It hurts to admit you can’t do everything.
I want to be one of those people who manage a staggeringly large list of projects, both personal and professional. I want to go to bed every single night with my to-dos to-done and a clean page in my day planner for the next day.
I want to find myself thinking, at 2:38 pm in the afternoon, “Gee, I have everything taken care of. Perhaps I should spend the next two hours thinking about my 50,000 foot goals.”
I want people to think I’m goddamn magic.
However, by 2:38 pm I find my life looks more like the following:
I’ve tried. And I’ve sucked. Work done in the digital creative economy just does not conform to neat little borders and timeslots and such. Parkinson’s Law notes that “work expands so as to fill the time available for its completion”, but Belanger’s Corollary states that “should said work involve a computer, then the linear nature of time will go completely out the window and the work will morph into an n-dimensional being that defies any rational laws.”
I have my systems, my lifehacks, and my checklists, but eventually I hit a spot where paring things back was really the only way to save my sanity. But GAWD, it’s hard to pare things back when you love everything that you do. I love the volunteer projects, the little on-the-side projects, the big projects at the 9-5, and the hobby projects that I’ve had kicking around for a while.
My first instinct was to say “Okay, anything that doesn’t make me money goes. Good-bye, voracious time-sink of non-paying work!” But I found that wasn’t a terribly good metric to measure the usefulness of a piece of work.
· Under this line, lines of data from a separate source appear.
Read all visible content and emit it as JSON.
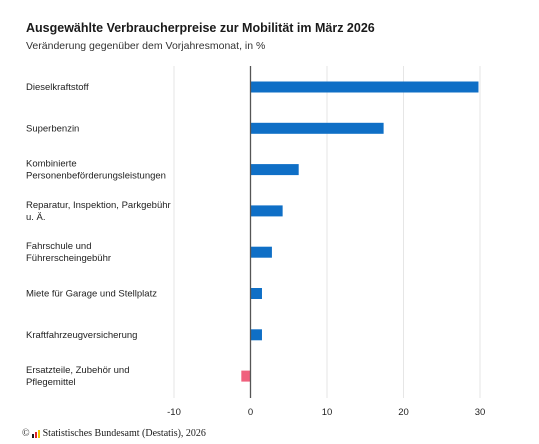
{
  "title": "Ausgewählte Verbraucherpreise zur Mobilität im März 2026",
  "subtitle": "Veränderung gegenüber dem Vorjahresmonat, in %",
  "source": {
    "copyright": "©",
    "text": "Statistisches Bundesamt (Destatis), 2026"
  },
  "colors": {
    "positive": "#0f6fc6",
    "negative": "#f0607d",
    "grid": "#e6e6e6",
    "zero_line": "#555555"
  },
  "chart_data": {
    "type": "bar",
    "orientation": "horizontal",
    "title": "Ausgewählte Verbraucherpreise zur Mobilität im März 2026",
    "subtitle": "Veränderung gegenüber dem Vorjahresmonat, in %",
    "xlabel": "",
    "ylabel": "",
    "xlim": [
      -10,
      30
    ],
    "xticks": [
      -10,
      0,
      10,
      20,
      30
    ],
    "xtick_labels": [
      "-10",
      "0",
      "10",
      "20",
      "30"
    ],
    "grid": true,
    "legend": "none",
    "categories": [
      [
        "Dieselkraftstoff"
      ],
      [
        "Superbenzin"
      ],
      [
        "Kombinierte",
        "Personenbeförderungsleistungen"
      ],
      [
        "Reparatur, Inspektion, Parkgebühr",
        "u. Ä."
      ],
      [
        "Fahrschule und",
        "Führerscheingebühr"
      ],
      [
        "Miete für Garage und Stellplatz"
      ],
      [
        "Kraftfahrzeugversicherung"
      ],
      [
        "Ersatzteile, Zubehör und",
        "Pflegemittel"
      ]
    ],
    "values": [
      29.8,
      17.4,
      6.3,
      4.2,
      2.8,
      1.5,
      1.5,
      -1.2
    ]
  }
}
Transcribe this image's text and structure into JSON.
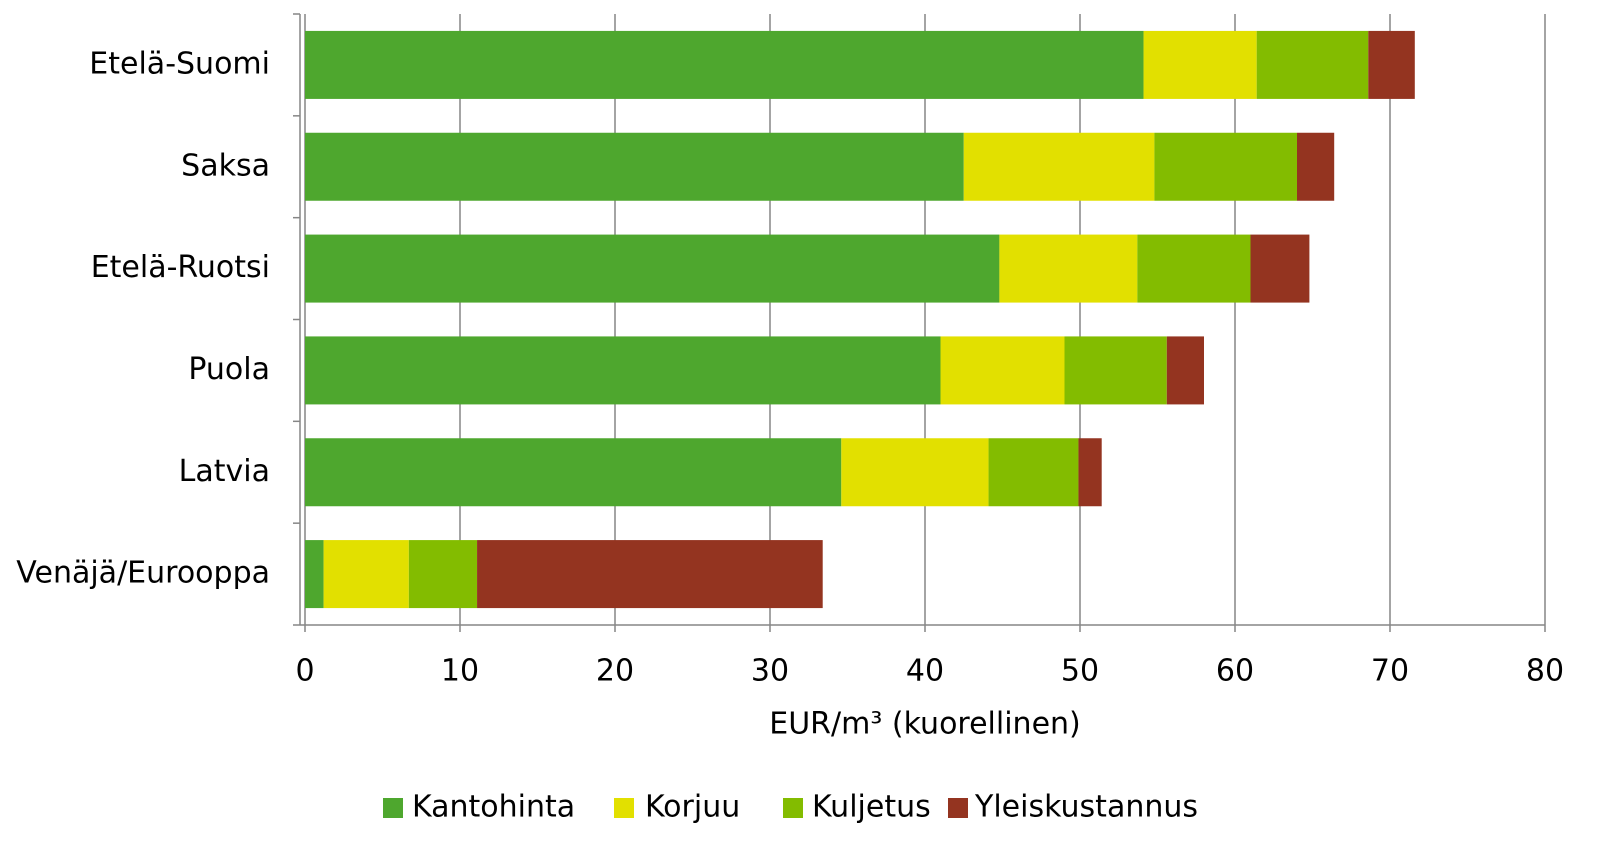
{
  "chart_data": {
    "type": "stacked-bar-horizontal",
    "categories": [
      "Etelä-Suomi",
      "Saksa",
      "Etelä-Ruotsi",
      "Puola",
      "Latvia",
      "Venäjä/Eurooppa"
    ],
    "series": [
      {
        "name": "Kantohinta",
        "color": "#4ea72e",
        "values": [
          54.1,
          42.5,
          44.8,
          41.0,
          34.6,
          1.2
        ]
      },
      {
        "name": "Korjuu",
        "color": "#e2e000",
        "values": [
          7.3,
          12.3,
          8.9,
          8.0,
          9.5,
          5.5
        ]
      },
      {
        "name": "Kuljetus",
        "color": "#83bc00",
        "values": [
          7.2,
          9.2,
          7.3,
          6.6,
          5.8,
          4.4
        ]
      },
      {
        "name": "Yleiskustannus",
        "color": "#943420",
        "values": [
          3.0,
          2.4,
          3.8,
          2.4,
          1.5,
          22.3
        ]
      }
    ],
    "xlabel": "EUR/m³ (kuorellinen)",
    "xlim": [
      0,
      80
    ],
    "xticks": [
      0,
      10,
      20,
      30,
      40,
      50,
      60,
      70,
      80
    ],
    "grid": true
  }
}
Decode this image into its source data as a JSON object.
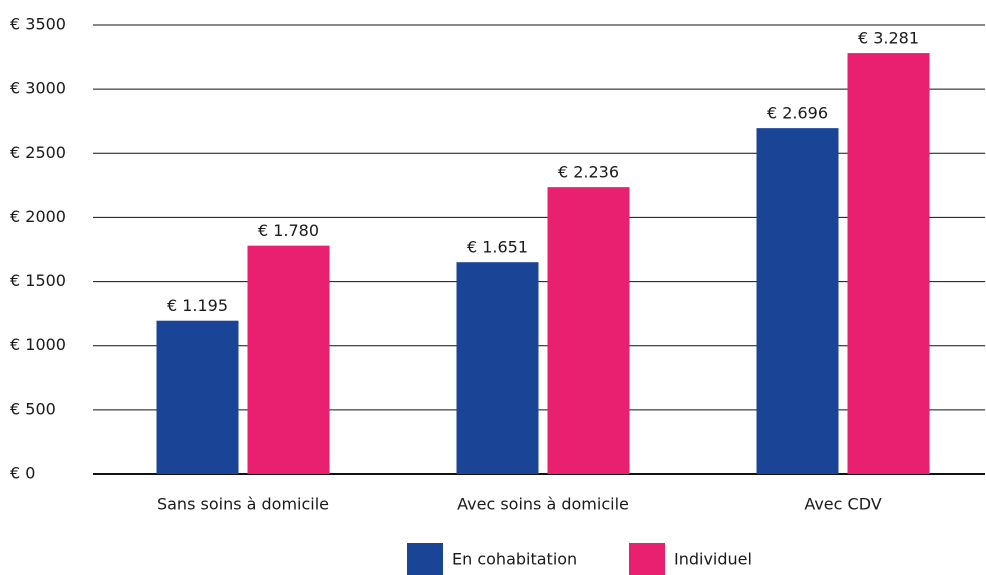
{
  "chart_data": {
    "type": "bar",
    "categories": [
      "Sans soins à domicile",
      "Avec soins à domicile",
      "Avec CDV"
    ],
    "series": [
      {
        "name": "En cohabitation",
        "color": "#1a4596",
        "values": [
          1195,
          1651,
          2696
        ],
        "value_labels": [
          "€ 1.195",
          "€ 1.651",
          "€ 2.696"
        ]
      },
      {
        "name": "Individuel",
        "color": "#e8206f",
        "values": [
          1780,
          2236,
          3281
        ],
        "value_labels": [
          "€ 1.780",
          "€ 2.236",
          "€ 3.281"
        ]
      }
    ],
    "ylim": [
      0,
      3500
    ],
    "yticks": [
      {
        "value": 0,
        "label": "€ 0"
      },
      {
        "value": 500,
        "label": "€ 500"
      },
      {
        "value": 1000,
        "label": "€ 1000"
      },
      {
        "value": 1500,
        "label": "€ 1500"
      },
      {
        "value": 2000,
        "label": "€ 2000"
      },
      {
        "value": 2500,
        "label": "€ 2500"
      },
      {
        "value": 3000,
        "label": "€ 3000"
      },
      {
        "value": 3500,
        "label": "€ 3500"
      }
    ],
    "grid": true,
    "legend": "bottom"
  }
}
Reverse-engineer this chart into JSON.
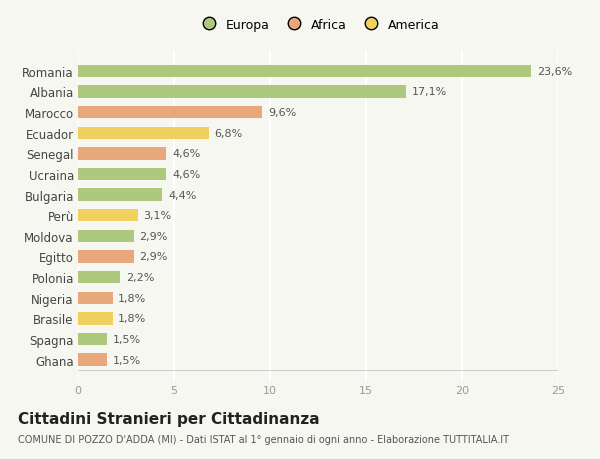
{
  "categories": [
    "Romania",
    "Albania",
    "Marocco",
    "Ecuador",
    "Senegal",
    "Ucraina",
    "Bulgaria",
    "Perù",
    "Moldova",
    "Egitto",
    "Polonia",
    "Nigeria",
    "Brasile",
    "Spagna",
    "Ghana"
  ],
  "values": [
    23.6,
    17.1,
    9.6,
    6.8,
    4.6,
    4.6,
    4.4,
    3.1,
    2.9,
    2.9,
    2.2,
    1.8,
    1.8,
    1.5,
    1.5
  ],
  "labels": [
    "23,6%",
    "17,1%",
    "9,6%",
    "6,8%",
    "4,6%",
    "4,6%",
    "4,4%",
    "3,1%",
    "2,9%",
    "2,9%",
    "2,2%",
    "1,8%",
    "1,8%",
    "1,5%",
    "1,5%"
  ],
  "colors": [
    "#aec97e",
    "#aec97e",
    "#e8a87c",
    "#f2d060",
    "#e8a87c",
    "#aec97e",
    "#aec97e",
    "#f2d060",
    "#aec97e",
    "#e8a87c",
    "#aec97e",
    "#e8a87c",
    "#f2d060",
    "#aec97e",
    "#e8a87c"
  ],
  "legend_labels": [
    "Europa",
    "Africa",
    "America"
  ],
  "legend_colors": [
    "#aec97e",
    "#e8a87c",
    "#f2d060"
  ],
  "title": "Cittadini Stranieri per Cittadinanza",
  "subtitle": "COMUNE DI POZZO D'ADDA (MI) - Dati ISTAT al 1° gennaio di ogni anno - Elaborazione TUTTITALIA.IT",
  "xlim": [
    0,
    25
  ],
  "xticks": [
    0,
    5,
    10,
    15,
    20,
    25
  ],
  "background_color": "#f7f7f2",
  "grid_color": "#ffffff",
  "bar_label_fontsize": 8,
  "ytick_fontsize": 8.5,
  "xtick_fontsize": 8,
  "title_fontsize": 11,
  "subtitle_fontsize": 7,
  "legend_fontsize": 9
}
Sometimes, the biggest black holes come from the smallest paying projects – the ones where you tell yourself “Yeah, bro, I can knock that out in about 10 hours” and then find yourself at the keyboard, the sun just beginning to rise on the horizon, finally shipping that damn “little” project that you’ve killed yourself all week to get out on time.
And often I find the non-paying work turns out to be incredibly important. Fixing broken USB sticks for your wife’s co-workers. Resurrecting pictures from SD cards that went for an unexpected swim. Reading up on community projects and figuring out how you can contribute. Anything you do that helps improve the quality of life for others, even just a little, is usually worth the time.
So if neither time, nor money, act as good measures of the worth of a project, then what do we use as a metric?
Well, I suspect the true answer is slightly different for everyone, but I’ve realized that the worth of a project can largely be based on its potential for horizontal self-growth (insert dick joke here). Even though I might be skilled at something that’s financially very attractive, if I’m not learning anything new or stretching myself in a certain manner, then the worth of that project goes down significantly.
For example, I’ve built a lot of WordPress sites in the past. There’s no shortage of paying customers who want a custom website, and I’ve managed to pick up a bit of mad WP skillz over time. But with each successive WP install, the potential for learning goes down.
Could I get more and more intimate with the WP codex, develop my own WP themes from scratch and become a CSS expert? I could, but that’s growing in a vertical fashion, and I live by the mantra that learning enough about a technology to satisfy 80% of clients who need it is good enough. Sure, there’s reason to go the extra 20% and get to the guru level, but that enters the realm of diminishing returns. The time and effort (and possibly money) spent to get to the 100% level is usually better allocated to learning about something new.
It feels a little like chasing the shiny all the time (SQUIRREL!), but quite unexpectedly, it’s kept me sane for a while now. It feeds my inner monster that loves to consume knowledge and skills for breakfast and regurgitate cool things for dinner. My latest project is figuring out how to leverage the Twilio SMS and voice message API to act as customer contact portals. (Spoiler: It’s kind of neat.) My next challenge is to turn that into a product somehow that pays. I’ll have to get back to you on that one.